Thanks for your great work!

  1. have you tested instructblip-flant5 based on CHEF? For the same task, why the result of flant5 is quite different from vicuna? For example, with "SRC/config/ChEF/scenario_recipes/ScienceQA/default yaml", vicuna7b get "23.03", but flant5xl only get "7.23"? 2.Why is this reversed after changing the config.yaml? For example, when set to "scenario_recipes/LAMM/CIFAR10 yaml", flant5 performance is better than vicuna, which is so weird. So what do you suggest to ensure the fairness and stability of this test?
Coach257 commented 7 months ago
  1. About the results on ScienceQA I have tested instructblip-flant5 and instructblip-vicuna with config/ChEF/scenario_recipes/ScienceQA/default yaml, the results are 48.68 and 53.99 respectively. It seems that you may have some misalignment in configuration or model checkpoints compared to us, resulting in inconsistent results. Both checkpoints are downloaded by Instructblip under the default setting. Maybe you can provide more details for us to locate the problem.
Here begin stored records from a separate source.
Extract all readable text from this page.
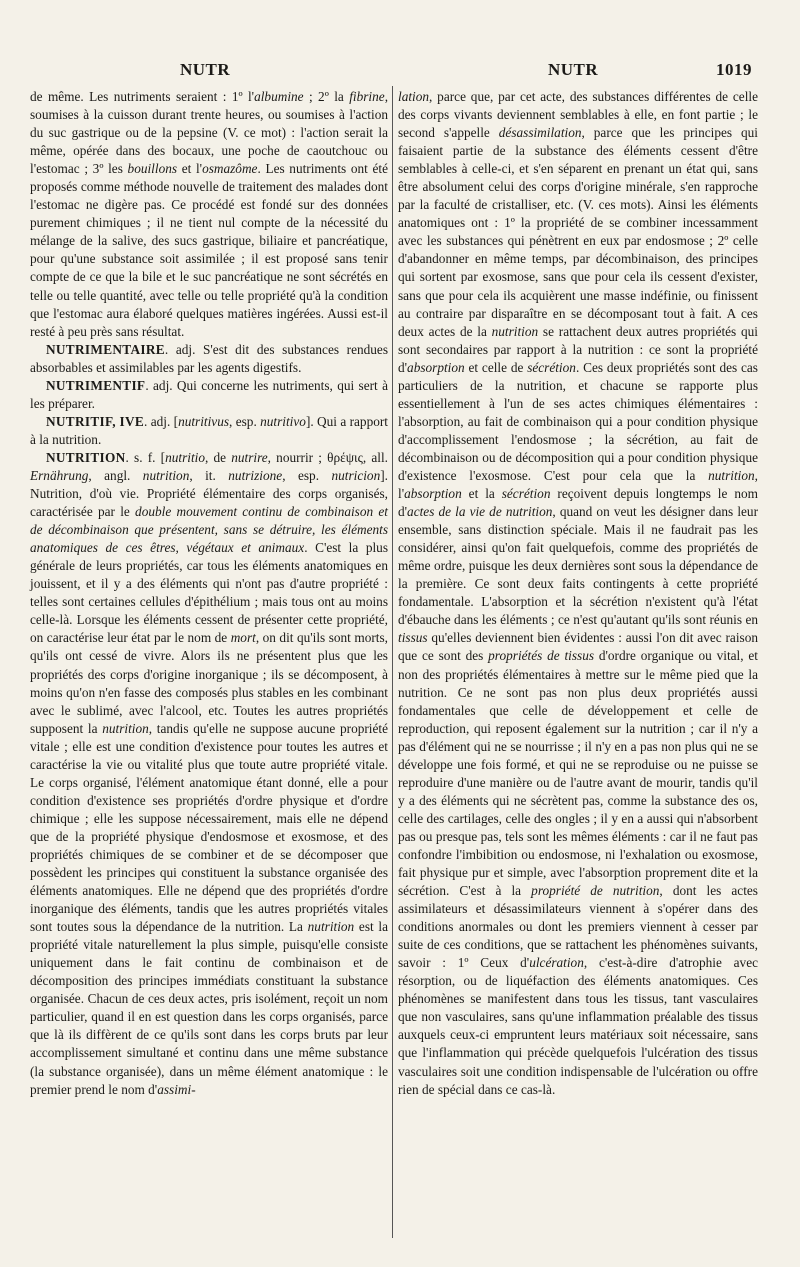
NUTR	NUTR	1019

de même. Les nutriments seraient : 1º l'albumine ; 2º la fibrine, soumises à la cuisson durant trente heures, ou soumises à l'action du suc gastrique ou de la pepsine (V. ce mot) : l'action serait la même, opérée dans des bocaux, une poche de caoutchouc ou l'estomac ; 3º les bouillons et l'osmazôme. Les nutriments ont été proposés comme méthode nouvelle de traitement des malades dont l'estomac ne digère pas. Ce procédé est fondé sur des données purement chimiques ; il ne tient nul compte de la nécessité du mélange de la salive, des sucs gastrique, biliaire et pancréatique, pour qu'une substance soit assimilée ; il est proposé sans tenir compte de ce que la bile et le suc pancréatique ne sont sécrétés en telle ou telle quantité, avec telle ou telle propriété qu'à la condition que l'estomac aura élaboré quelques matières ingérées. Aussi est-il resté à peu près sans résultat.

NUTRIMENTAIRE. adj. S'est dit des substances rendues absorbables et assimilables par les agents digestifs.

NUTRIMENTIF. adj. Qui concerne les nutriments, qui sert à les préparer.

NUTRITIF, IVE. adj. [nutritivus, esp. nutritivo]. Qui a rapport à la nutrition.

NUTRITION. s. f. [nutritio, de nutrire, nourrir ; θρέψις, all. Ernährung, angl. nutrition, it. nutrizione, esp. nutricion]. Nutrition, d'où vie. Propriété élémentaire des corps organisés, caractérisée par le double mouvement continu de combinaison et de décombinaison que présentent, sans se détruire, les éléments anatomiques de ces êtres, végétaux et animaux. C'est la plus générale de leurs propriétés, car tous les éléments anatomiques en jouissent, et il y a des éléments qui n'ont pas d'autre propriété : telles sont certaines cellules d'épithélium ; mais tous ont au moins celle-là. Lorsque les éléments cessent de présenter cette propriété, on caractérise leur état par le nom de mort, on dit qu'ils sont morts, qu'ils ont cessé de vivre. Alors ils ne présentent plus que les propriétés des corps d'origine inorganique ; ils se décomposent, à moins qu'on n'en fasse des composés plus stables en les combinant avec le sublimé, avec l'alcool, etc. Toutes les autres propriétés supposent la nutrition, tandis qu'elle ne suppose aucune propriété vitale ; elle est une condition d'existence pour toutes les autres et caractérise la vie ou vitalité plus que toute autre propriété vitale. Le corps organisé, l'élément anatomique étant donné, elle a pour condition d'existence ses propriétés d'ordre physique et d'ordre chimique ; elle les suppose nécessairement, mais elle ne dépend que de la propriété physique d'endosmose et exosmose, et des propriétés chimiques de se combiner et de se décomposer que possèdent les principes qui constituent la substance organisée des éléments anatomiques. Elle ne dépend que des propriétés d'ordre inorganique des éléments, tandis que les autres propriétés vitales sont toutes sous la dépendance de la nutrition. La nutrition est la propriété vitale naturellement la plus simple, puisqu'elle consiste uniquement dans le fait continu de combinaison et de décomposition des principes immédiats constituant la substance organisée. Chacun de ces deux actes, pris isolément, reçoit un nom particulier, quand il en est question dans les corps organisés, parce que là ils diffèrent de ce qu'ils sont dans les corps bruts par leur accomplissement simultané et continu dans une même substance (la substance organisée), dans un même élément anatomique : le premier prend le nom d'assimi-

lation, parce que, par cet acte, des substances différentes de celle des corps vivants deviennent semblables à elle, en font partie ; le second s'appelle désassimilation, parce que les principes qui faisaient partie de la substance des éléments cessent d'être semblables à celle-ci, et s'en séparent en prenant un état qui, sans être absolument celui des corps d'origine minérale, s'en rapproche par la faculté de cristalliser, etc. (V. ces mots). Ainsi les éléments anatomiques ont : 1º la propriété de se combiner incessamment avec les substances qui pénètrent en eux par endosmose ; 2º celle d'abandonner en même temps, par décombinaison, des principes qui sortent par exosmose, sans que pour cela ils cessent d'exister, sans que pour cela ils acquièrent une masse indéfinie, ou finissent au contraire par disparaître en se décomposant tout à fait. A ces deux actes de la nutrition se rattachent deux autres propriétés qui sont secondaires par rapport à la nutrition : ce sont la propriété d'absorption et celle de sécrétion. Ces deux propriétés sont des cas particuliers de la nutrition, et chacune se rapporte plus essentiellement à l'un de ses actes chimiques élémentaires : l'absorption, au fait de combinaison qui a pour condition physique d'accomplissement l'endosmose ; la sécrétion, au fait de décombinaison ou de décomposition qui a pour condition physique d'existence l'exosmose. C'est pour cela que la nutrition, l'absorption et la sécrétion reçoivent depuis longtemps le nom d'actes de la vie de nutrition, quand on veut les désigner dans leur ensemble, sans distinction spéciale. Mais il ne faudrait pas les considérer, ainsi qu'on fait quelquefois, comme des propriétés de même ordre, puisque les deux dernières sont sous la dépendance de la première. Ce sont deux faits contingents à cette propriété fondamentale. L'absorption et la sécrétion n'existent qu'à l'état d'ébauche dans les éléments ; ce n'est qu'autant qu'ils sont réunis en tissus qu'elles deviennent bien évidentes : aussi l'on dit avec raison que ce sont des propriétés de tissus d'ordre organique ou vital, et non des propriétés élémentaires à mettre sur le même pied que la nutrition. Ce ne sont pas non plus deux propriétés aussi fondamentales que celle de développement et celle de reproduction, qui reposent également sur la nutrition ; car il n'y a pas d'élément qui ne se nourrisse ; il n'y en a pas non plus qui ne se développe une fois formé, et qui ne se reproduise ou ne puisse se reproduire d'une manière ou de l'autre avant de mourir, tandis qu'il y a des éléments qui ne sécrètent pas, comme la substance des os, celle des cartilages, celle des ongles ; il y en a aussi qui n'absorbent pas ou presque pas, tels sont les mêmes éléments : car il ne faut pas confondre l'imbibition ou endosmose, ni l'exhalation ou exosmose, fait physique pur et simple, avec l'absorption proprement dite et la sécrétion. C'est à la propriété de nutrition, dont les actes assimilateurs et désassimilateurs viennent à s'opérer dans des conditions anormales ou dont les premiers viennent à cesser par suite de ces conditions, que se rattachent les phénomènes suivants, savoir : 1º Ceux d'ulcération, c'est-à-dire d'atrophie avec résorption, ou de liquéfaction des éléments anatomiques. Ces phénomènes se manifestent dans tous les tissus, tant vasculaires que non vasculaires, sans qu'une inflammation préalable des tissus auxquels ceux-ci empruntent leurs matériaux soit nécessaire, sans que l'inflammation qui précède quelquefois l'ulcération des tissus vasculaires soit une condition indispensable de l'ulcération ou offre rien de spécial dans ce cas-là.
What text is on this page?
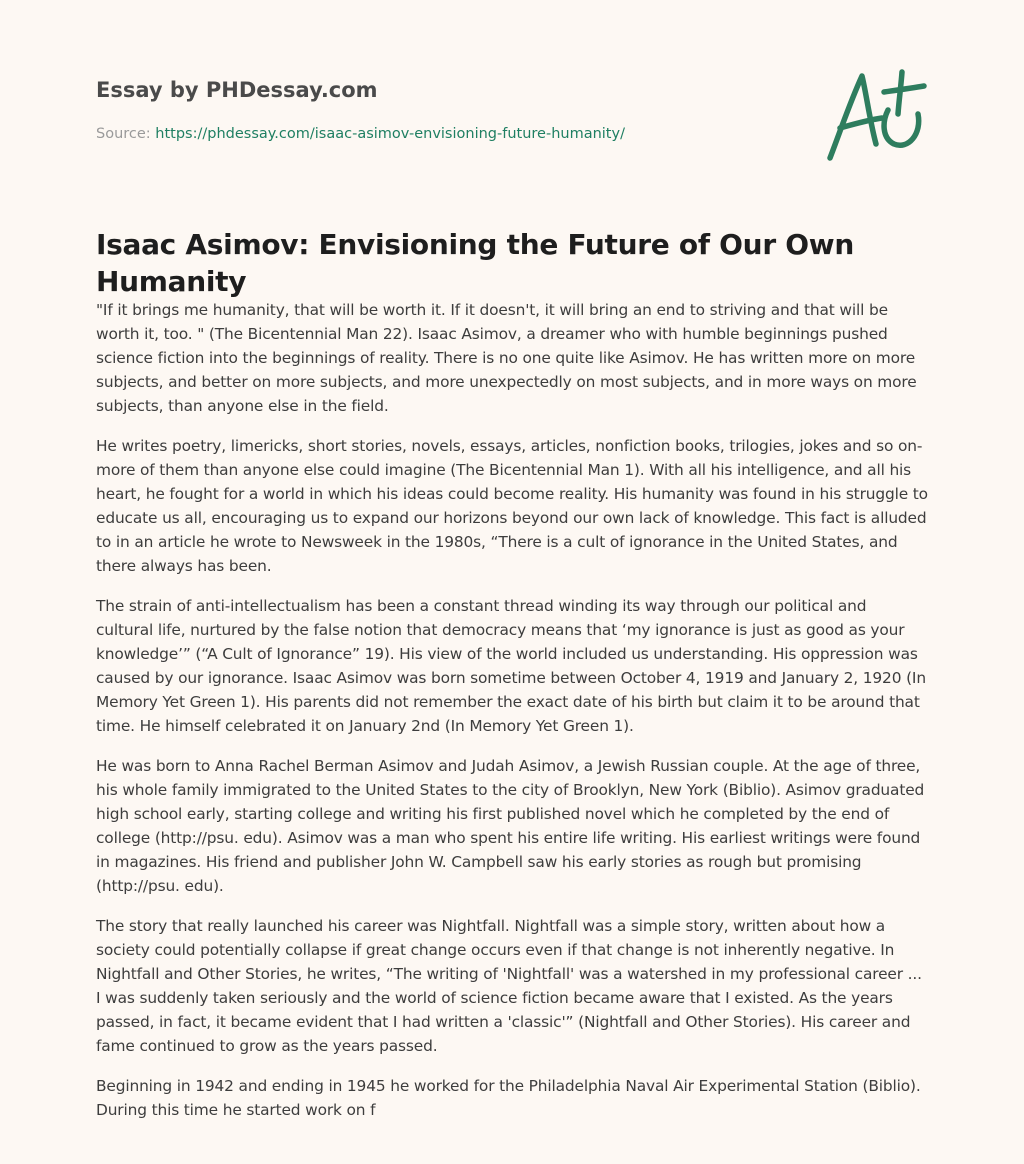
Essay by PHDessay.com
Source: https://phdessay.com/isaac-asimov-envisioning-future-humanity/
Isaac Asimov: Envisioning the Future of Our Own Humanity

"If it brings me humanity, that will be worth it. If it doesn't, it will bring an end to striving and that will be worth it, too. " (The Bicentennial Man 22). Isaac Asimov, a dreamer who with humble beginnings pushed science fiction into the beginnings of reality. There is no one quite like Asimov. He has written more on more subjects, and better on more subjects, and more unexpectedly on most subjects, and in more ways on more subjects, than anyone else in the field.

He writes poetry, limericks, short stories, novels, essays, articles, nonfiction books, trilogies, jokes and so on-more of them than anyone else could imagine (The Bicentennial Man 1). With all his intelligence, and all his heart, he fought for a world in which his ideas could become reality. His humanity was found in his struggle to educate us all, encouraging us to expand our horizons beyond our own lack of knowledge. This fact is alluded to in an article he wrote to Newsweek in the 1980s, “There is a cult of ignorance in the United States, and there always has been.

The strain of anti-intellectualism has been a constant thread winding its way through our political and cultural life, nurtured by the false notion that democracy means that ‘my ignorance is just as good as your knowledge’” (“A Cult of Ignorance” 19). His view of the world included us understanding. His oppression was caused by our ignorance. Isaac Asimov was born sometime between October 4, 1919 and January 2, 1920 (In Memory Yet Green 1). His parents did not remember the exact date of his birth but claim it to be around that time. He himself celebrated it on January 2nd (In Memory Yet Green 1).

He was born to Anna Rachel Berman Asimov and Judah Asimov, a Jewish Russian couple. At the age of three, his whole family immigrated to the United States to the city of Brooklyn, New York (Biblio). Asimov graduated high school early, starting college and writing his first published novel which he completed by the end of college (http://psu. edu). Asimov was a man who spent his entire life writing. His earliest writings were found in magazines. His friend and publisher John W. Campbell saw his early stories as rough but promising (http://psu. edu).

The story that really launched his career was Nightfall. Nightfall was a simple story, written about how a society could potentially collapse if great change occurs even if that change is not inherently negative. In Nightfall and Other Stories, he writes, “The writing of 'Nightfall' was a watershed in my professional career ... I was suddenly taken seriously and the world of science fiction became aware that I existed. As the years passed, in fact, it became evident that I had written a 'classic'” (Nightfall and Other Stories). His career and fame continued to grow as the years passed.

Beginning in 1942 and ending in 1945 he worked for the Philadelphia Naval Air Experimental Station (Biblio). During this time he started work on f
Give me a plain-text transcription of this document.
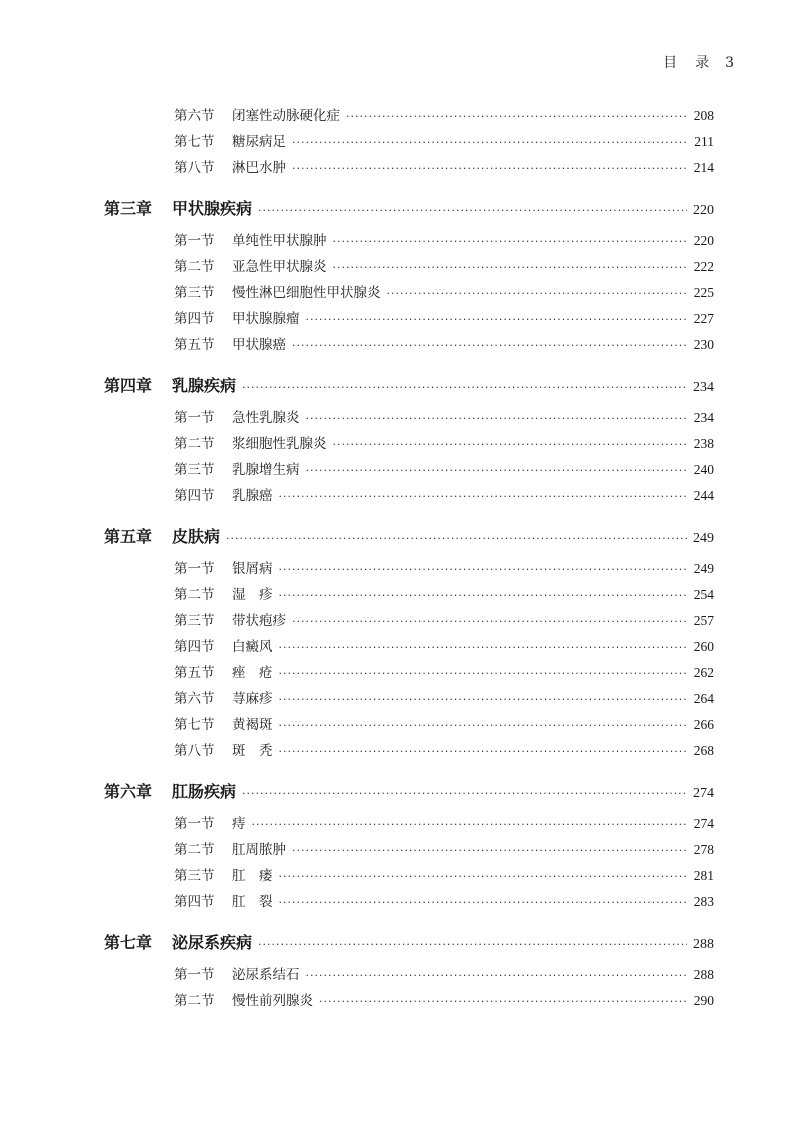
目　录 3
第六节	闭塞性动脉硬化症 ·····	208
第七节	糖尿病足 ·····	211
第八节	淋巴水肿 ·····	214
第三章	甲状腺疾病 ·····	220
第一节	单纯性甲状腺肿 ·····	220
第二节	亚急性甲状腺炎 ·····	222
第三节	慢性淋巴细胞性甲状腺炎 ·····	225
第四节	甲状腺腺瘤 ·····	227
第五节	甲状腺癌 ·····	230
第四章	乳腺疾病 ·····	234
第一节	急性乳腺炎 ·····	234
第二节	浆细胞性乳腺炎 ·····	238
第三节	乳腺增生病 ·····	240
第四节	乳腺癌 ·····	244
第五章	皮肤病 ·····	249
第一节	银屑病 ·····	249
第二节	湿　疹 ·····	254
第三节	带状疱疹 ·····	257
第四节	白癜风 ·····	260
第五节	痤　疮 ·····	262
第六节	荨麻疹 ·····	264
第七节	黄褐斑 ·····	266
第八节	斑　秃 ·····	268
第六章	肛肠疾病 ·····	274
第一节	痔 ·····	274
第二节	肛周脓肿 ·····	278
第三节	肛　瘘 ·····	281
第四节	肛　裂 ·····	283
第七章	泌尿系疾病 ·····	288
第一节	泌尿系结石 ·····	288
第二节	慢性前列腺炎 ·····	290
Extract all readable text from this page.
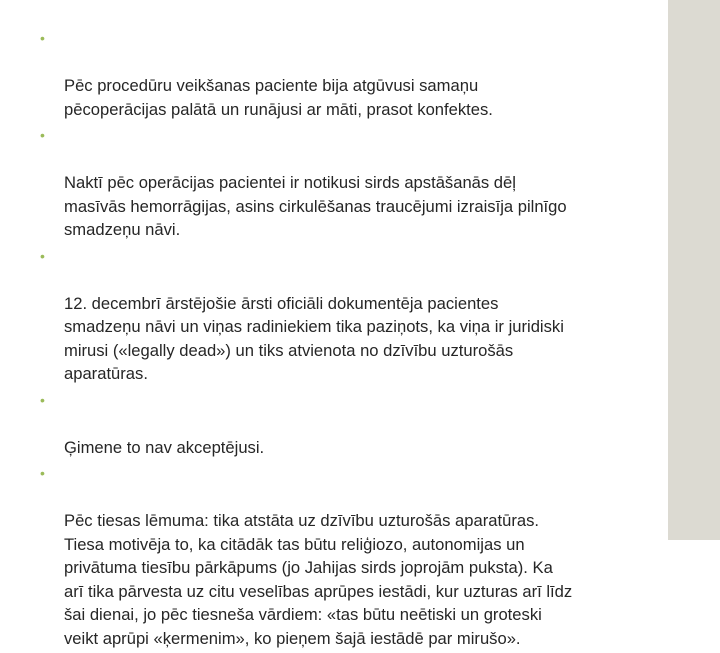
•

Pēc procedūru veikšanas paciente bija atgūvusi samaņu
pēcoperācijas palātā un runājusi ar māti, prasot konfektes.

•

Naktī pēc operācijas pacientei ir notikusi sirds apstāšanās dēļ
masīvās hemorrāgijas, asins cirkulēšanas traucējumi izraisīja pilnīgo
smadzeņu nāvi.

•

12. decembrī ārstējošie ārsti oficiāli dokumentēja pacientes
smadzeņu nāvi un viņas radiniekiem tika paziņots, ka viņa ir juridiski
mirusi («legally dead») un tiks atvienota no dzīvību uzturošās
aparatūras.

•

Ģimene to nav akceptējusi.

•

Pēc tiesas lēmuma: tika atstāta uz dzīvību uzturošās aparatūras.
Tiesa motivēja to, ka citādāk tas būtu reliģiozo, autonomijas un
privātuma tiesību pārkāpums (jo Jahijas sirds joprojām puksta). Ka
arī tika pārvesta uz citu veselības aprūpes iestādi, kur uzturas arī līdz
šai dienai, jo pēc tiesneša vārdiem: «tas būtu neētiski un groteski
veikt aprūpi «ķermenim», ko pieņem šajā iestādē par mirušo».
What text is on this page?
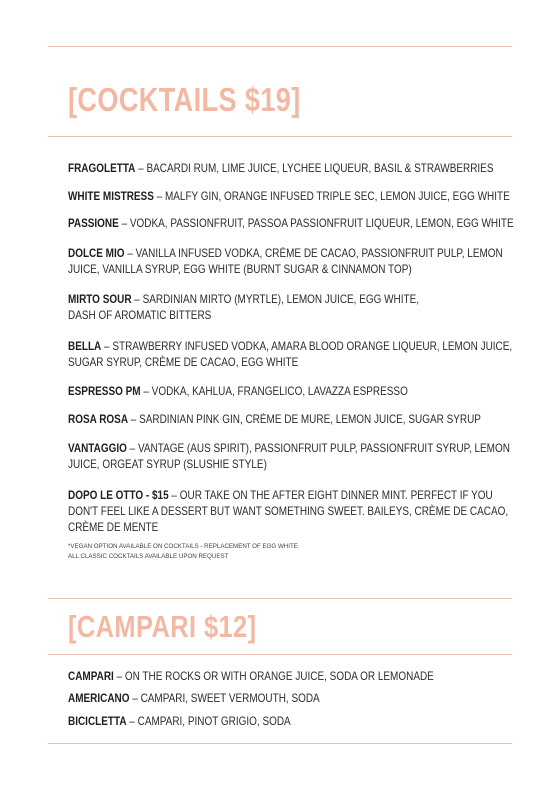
[COCKTAILS $19]
FRAGOLETTA – BACARDI RUM, LIME JUICE, LYCHEE LIQUEUR, BASIL & STRAWBERRIES
WHITE MISTRESS – MALFY GIN, ORANGE INFUSED TRIPLE SEC, LEMON JUICE, EGG WHITE
PASSIONE – VODKA, PASSIONFRUIT, PASSOA PASSIONFRUIT LIQUEUR, LEMON, EGG WHITE
DOLCE MIO – VANILLA INFUSED VODKA, CRÈME DE CACAO, PASSIONFRUIT PULP, LEMON JUICE, VANILLA SYRUP, EGG WHITE (BURNT SUGAR & CINNAMON TOP)
MIRTO SOUR – SARDINIAN MIRTO (MYRTLE), LEMON JUICE, EGG WHITE,
DASH OF AROMATIC BITTERS
BELLA – STRAWBERRY INFUSED VODKA, AMARA BLOOD ORANGE LIQUEUR, LEMON JUICE, SUGAR SYRUP, CRÈME DE CACAO, EGG WHITE
ESPRESSO PM – VODKA, KAHLUA, FRANGELICO, LAVAZZA ESPRESSO
ROSA ROSA – SARDINIAN PINK GIN, CRÈME DE MURE, LEMON JUICE, SUGAR SYRUP
VANTAGGIO – VANTAGE (AUS SPIRIT), PASSIONFRUIT PULP, PASSIONFRUIT SYRUP, LEMON JUICE, ORGEAT SYRUP (SLUSHIE STYLE)
DOPO LE OTTO - $15 – OUR TAKE ON THE AFTER EIGHT DINNER MINT. PERFECT IF YOU DON'T FEEL LIKE A DESSERT BUT WANT SOMETHING SWEET. BAILEYS, CRÈME DE CACAO, CRÈME DE MENTE
*VEGAN OPTION AVAILABLE ON COCKTAILS - REPLACEMENT OF EGG WHITE
ALL CLASSIC COCKTAILS AVAILABLE UPON REQUEST
[CAMPARI $12]
CAMPARI – ON THE ROCKS OR WITH ORANGE JUICE, SODA OR LEMONADE
AMERICANO – CAMPARI, SWEET VERMOUTH, SODA
BICICLETTA – CAMPARI, PINOT GRIGIO, SODA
  2. About the results on CIFAR10 CIFAR10 and ScienceQA are two completely different tasks, and it is reasonable to expect differences in performance between different models on these tasks. We believe that here is a noticeable tug-of-war problem across different tasks for the MLLMs.

  3. About the fairness and stability As MLLMs are free-form question-answering models, it is expected to have variations in results under different settings. For example, different prompt can lead to different results. This challenge is one of the motivation behind our work on ChEF, where we achieved relatively stable results using the PPL inferencer, as demonstrated in our paper. It is important to note that different models trained on different data or prompts may have different acceptable inputs. By adjusting the query pool and providing inputs that the model can process effectively, you can achieve the desired performance. You can try different prompts to test the model's results and select the best one as the final outcome. We believe that evaluating the model under such setting is also fair and reasonable.

sunwhw commented 7 months ago

Thanks for your detailed reply! I get the following results with config/ChEF/scenario_recipes/Dataset/default.yaml, it almost aligned with leaderboard, but there is some offset compared your repo 1.Is this normal? 2.have you ever used the same model and the same test setup, but got different results?

image

【p.s.】 For instructblip_flant5 or vicuna's pth, I keep same with lavis's instruction config. For example, for the instructblip_flant5xxl:

image
Coach257 commented 7 months ago

We understand that there may be gaps between different test runs, and we consider it reasonable. Even with the same model and setup, we can still obtain different results. Although there is no random sampling of output tokens in the PPL inferencer, there can still be some variation in the results. We believe that the model still exhibits some level of randomness.

Of course, it is reasonable to expect randomness in tasks like VQA since the generated CoT content is randomly generated by setting do_sample=True.

sunwhw commented 7 months ago

oh, Thanks for your help and the clean CHEF's code and framework! I've learned a lot!